The opening theme to the Walking Dead seems patriotic. Think George Washington and his wooden teeth, peace on earth, damnation deliverance, and a brand new American flag (no pun intended) and you have a visual understanding of this show’s opening theme.
As the show progressed, Officer Grimes’ partner was introduced and his name is Officer Shane Walsh (Jon Bernthal). Here is a fun fact: Rick’s partner’s last name has been used on characters more than casinos slots have ever been touched. This was where the writers first exercised the use of a back-story. After a few bites of fries and small talk inside the squad-car, a call comes in which leads them to the middle of nowhere. There, all hell breaks loose and Rick finds himself in the last place he thought he would be that day—the Hospital. Since it was more than just a scratch, Rick needed a long time to recuperate. Hence, the title—Days Gone Bye…
After a series of days gone by, Rick abruptly woke up in the Hospital and discovered that his city has been overtaken by flesh eating zombies. Conversely, Rick managed to make friends with the first two survivors he encountered, Morgan Jones (Lennie James) and his son Duane (Adrian Kali Turner).
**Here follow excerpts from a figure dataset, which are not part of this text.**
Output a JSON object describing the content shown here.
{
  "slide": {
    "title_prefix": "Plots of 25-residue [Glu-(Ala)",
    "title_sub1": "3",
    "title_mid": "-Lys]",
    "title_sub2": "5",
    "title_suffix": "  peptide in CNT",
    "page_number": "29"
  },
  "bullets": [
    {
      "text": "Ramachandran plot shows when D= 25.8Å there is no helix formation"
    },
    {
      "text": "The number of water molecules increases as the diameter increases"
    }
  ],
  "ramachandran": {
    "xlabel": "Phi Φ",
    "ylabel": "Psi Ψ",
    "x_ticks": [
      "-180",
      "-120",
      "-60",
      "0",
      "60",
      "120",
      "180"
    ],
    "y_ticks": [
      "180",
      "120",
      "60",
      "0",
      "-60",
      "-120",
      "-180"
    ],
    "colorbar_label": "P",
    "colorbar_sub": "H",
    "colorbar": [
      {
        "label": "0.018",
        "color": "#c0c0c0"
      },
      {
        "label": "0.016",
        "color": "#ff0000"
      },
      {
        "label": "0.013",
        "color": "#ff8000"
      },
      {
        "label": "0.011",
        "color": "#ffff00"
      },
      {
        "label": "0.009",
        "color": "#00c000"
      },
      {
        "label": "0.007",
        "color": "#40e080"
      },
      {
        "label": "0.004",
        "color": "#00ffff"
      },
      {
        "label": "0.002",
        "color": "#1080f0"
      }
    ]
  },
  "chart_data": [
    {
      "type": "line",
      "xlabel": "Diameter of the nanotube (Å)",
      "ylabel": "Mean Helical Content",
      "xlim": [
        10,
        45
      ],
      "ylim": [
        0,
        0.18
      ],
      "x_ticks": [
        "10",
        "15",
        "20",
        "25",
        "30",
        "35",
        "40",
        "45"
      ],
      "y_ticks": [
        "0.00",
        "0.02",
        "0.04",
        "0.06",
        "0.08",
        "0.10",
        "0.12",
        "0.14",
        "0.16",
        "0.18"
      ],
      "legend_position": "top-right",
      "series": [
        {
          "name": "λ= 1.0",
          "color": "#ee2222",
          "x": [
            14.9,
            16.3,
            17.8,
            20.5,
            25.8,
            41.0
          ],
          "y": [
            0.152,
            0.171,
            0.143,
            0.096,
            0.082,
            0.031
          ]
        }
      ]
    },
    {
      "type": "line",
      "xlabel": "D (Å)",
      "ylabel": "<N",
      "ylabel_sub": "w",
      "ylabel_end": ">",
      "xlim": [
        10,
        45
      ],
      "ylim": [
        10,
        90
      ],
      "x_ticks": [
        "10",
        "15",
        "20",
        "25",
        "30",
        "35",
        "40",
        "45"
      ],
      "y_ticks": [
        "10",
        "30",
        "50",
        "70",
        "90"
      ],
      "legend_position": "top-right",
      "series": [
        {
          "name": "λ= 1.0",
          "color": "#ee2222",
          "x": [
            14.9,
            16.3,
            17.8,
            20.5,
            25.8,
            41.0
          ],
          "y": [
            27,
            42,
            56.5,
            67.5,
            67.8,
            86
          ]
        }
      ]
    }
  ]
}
Here is another interesting fun fact: actors Lennie James and Adrian Kali Turner do not appear on the list of cast for this show on imdb.com. This means you have to do a little more than digging to identify each character. Interestingly, exactly five walkers (zombies are referred to walkers for logical reasons which I cannot reveal) do appear on the list of cast on the same website. How the hell are five walkers more important than the two survivors Rick generated a bond with? Well, that certainly beats the hell ‘outta me. Nevertheless, this bond makes this show powerful. This demonstrated that dramatic scenes are capable of extracting the viewers’ fixations of zombies and focusing them on the powerful connections between these characters. Only one time was this ever pulled off and it was in the film 28 Days Later.This is the first horror film than can actually be called a film in my book because always remember there is a clear cut difference between a movie and a film. Rick’s bond with Morgan and Duane is friendship. However, Rick’s mission is to search for his family—his wife Lori (Sarah Wayne Callies) and son Carl (Chandler Riggs). Unfortunately, there are two sides to their story; the one Rick knows and the one Lori understands.
As the episode neared an end, Rick traveled thru town on a horse just like the one on the promotional posters for the show. At first I thought, ‘Well, there are cops who do travel on horses but the real question is, where did he
get it and how did he managed to get on it?’ Well, this episode thoroughly explained it. And it was not because he is a police officer from Kentucky either. As Rick roamed thru the wrecked town, a foreign aerial apparatus led him to make a devastating wrong turn. How devastating? Imagine the LA Riots in 1992. There was no surrender. No escape. No Mercy. Or at least that is what Officer Grimes thought until a friend in need became a friend indeed.